I was among numerous mental health experts who thought there was evidence that Trump was in the early stages of dementia. Most of what we pointed to as symptomatic was his fragmented speaking style where he jumped from disconnected topic to disconnected topic. We often called it word salad. He never denied he did this but he described it in a positive way. This is from The New York Times on Sept. 1. 2024:
Meandering? Off-Script? Trump Insists His ‘Weave’ Is Oratorical Genius.
Former President Donald J. Trump’s speeches often wander from topic to topic. He insists there is an art to stitching them all together.
But on Friday, while speaking at a rally in Johnstown, Pa., Mr. Trump insisted that his oratory is not a campaign distraction but rather a rhetorical triumph.
“You know, I do the weave,” he said. “You know what the weave is? I’ll talk about like nine different things, and they all come back brilliantly together, and it’s like, friends of mine that are, like, English professors, they say, ‘It’s the most brilliant thing I’ve ever seen.’”

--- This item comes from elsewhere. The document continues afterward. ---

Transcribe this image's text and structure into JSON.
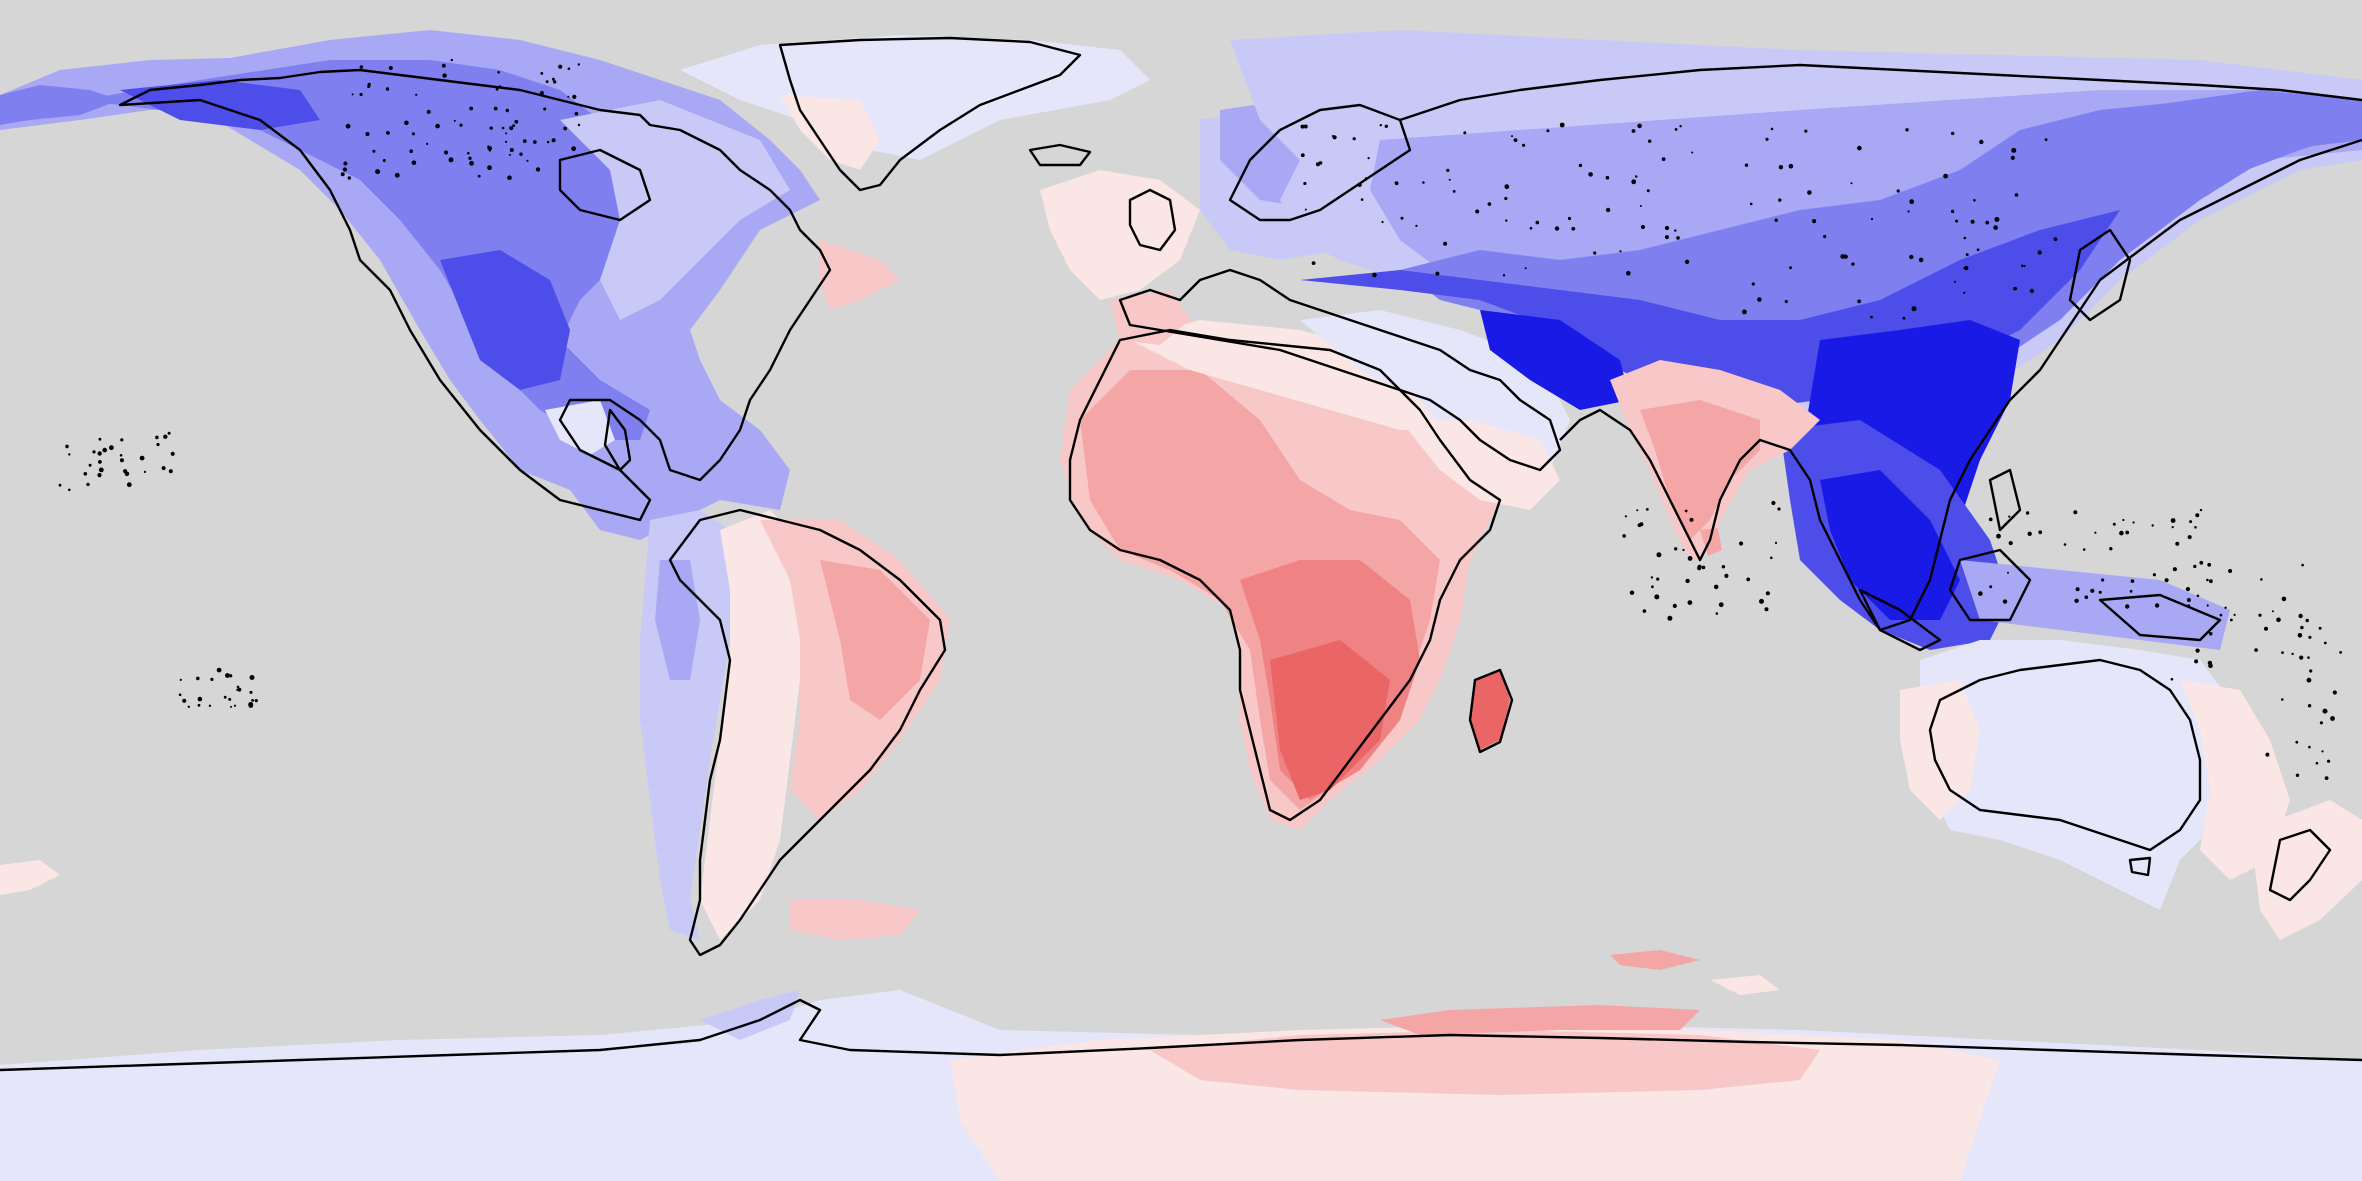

Asked for examples of the technique, the Trump campaign provided what it called a “masterclass weave” — a four-minute, 20-second video of the candidate speaking at a rally in Asheville, N.C., in August in which he bounces from energy bills to Hunter Biden’s laptop to Venezuelan tar to mental institutions in Caracas to migrant crime to “the green new scam” to Vice President Kamala Harris.
Certainly, in the history of narrative, there have been writers celebrated for their ability to be discursive only to cleverly tie together all their themes with a neat bow at the end — William Shakespeare, Charles Dickens and Larry David come to mind. But in the case of Mr. Trump, it is difficult to find the hermeneutic methods with which to parse the linguistic flights that take him from electrocuted sharks to Hannibal Lecter’s cannibalism, windmills and Rosie O’Donnell.
James Shapiro, a professor of English at Columbia University and a renowned Shakespeare scholar, ruminated about Mr. Trump’s use of the word: “I read Trump’s comment bragging that ‘I do the weave.’ I take him at his word, as one of the Oxford English Dictionary definitions of ‘weave’ is ‘to pursue a devious course.’”
James Joyce was celebrated for his stream of consciousness that, over the course of hundreds of pages, revealed a person’s temperament. William Faulkner was an early adopter of the weave, engaging in a kind of circular storytelling, as seen in “Absalom, Absalom!” These weavers were trying to capture on the page the inconstant nature of a shifting mind.
If it is not an indication of dementia or psychosis, as a Freudian I see his speaking style as free association. Instead of putting a filter between his unconscious and what comes out of his mouth he does what a patient on an analyst's couch does. He says whatever comes into his mind without censoring it or trying to make it sound rational. If he was in psychoanalysis with his analysts help he would try to understand the messages his unconscious was sending him.
Because he often did this so-called weave during rallies he had the audience reaction to decide which lines were effective. If the crowd cheered or laughed he incorporated the better lines into subsequent rally speeches and interviews. If an audience didn't repsond the first time he'd know not to use the lines again. The effective lines became part of his shtick.
If Trump has dementia we are likely to see it worsen over the next few years. If he doesn't I will be able to say that I was wrong.
It will be a major mea culpa. After all I'm the clinical social worker in the title of this Salon Chauncey DeVega column:
Clinical social worker: "With the Trump Bible, one must consider dementia"
Here's more of what I wrote at other times:Addendum on a personal note:
I live in a continuing care retirement community in a liberal suburb of Portland, Oregon. Many of the residents here, almost all of whom are politically progressive, have taken to wearing generic name tags. I had my own made to reflect how I was feeling. The first used as a background Salvadore Dali's painting The Persistence of Memory (see Wiki article).
Then as the election approached with the polls neck and neck I had another one made with the figure from Edvard Munch's "The Scream" (see Wiki).
Thinking Kamala might win I had yet a third one made with another Dali painting, Le Sommeil (Sleep) which you can read about here. Here's the excerpt that resonates with me:
Freudian theories, however, extends beyond just a consideration of the unconscious. In Beyond the Pleasure Principle by Freud, the renowned psychologist proposed a theory, Thanatos, or 'Death Instinct', in which he suggests that all animals, including humans, try to prolong their life by defending all threats of death that are inappropriate to their particular species. In humans, this is manifest as aggression if the threat is external and self-destruction when directed at the self. The counterpart to Thanatos is Eros in which an individual life moves towards a 'natural' death. Le Sommeil seems to suggest that tension, the head in a catatonic state supported by a series of crutches.
Now I am not sure which one I will be wearing. Perhaps I will alternate.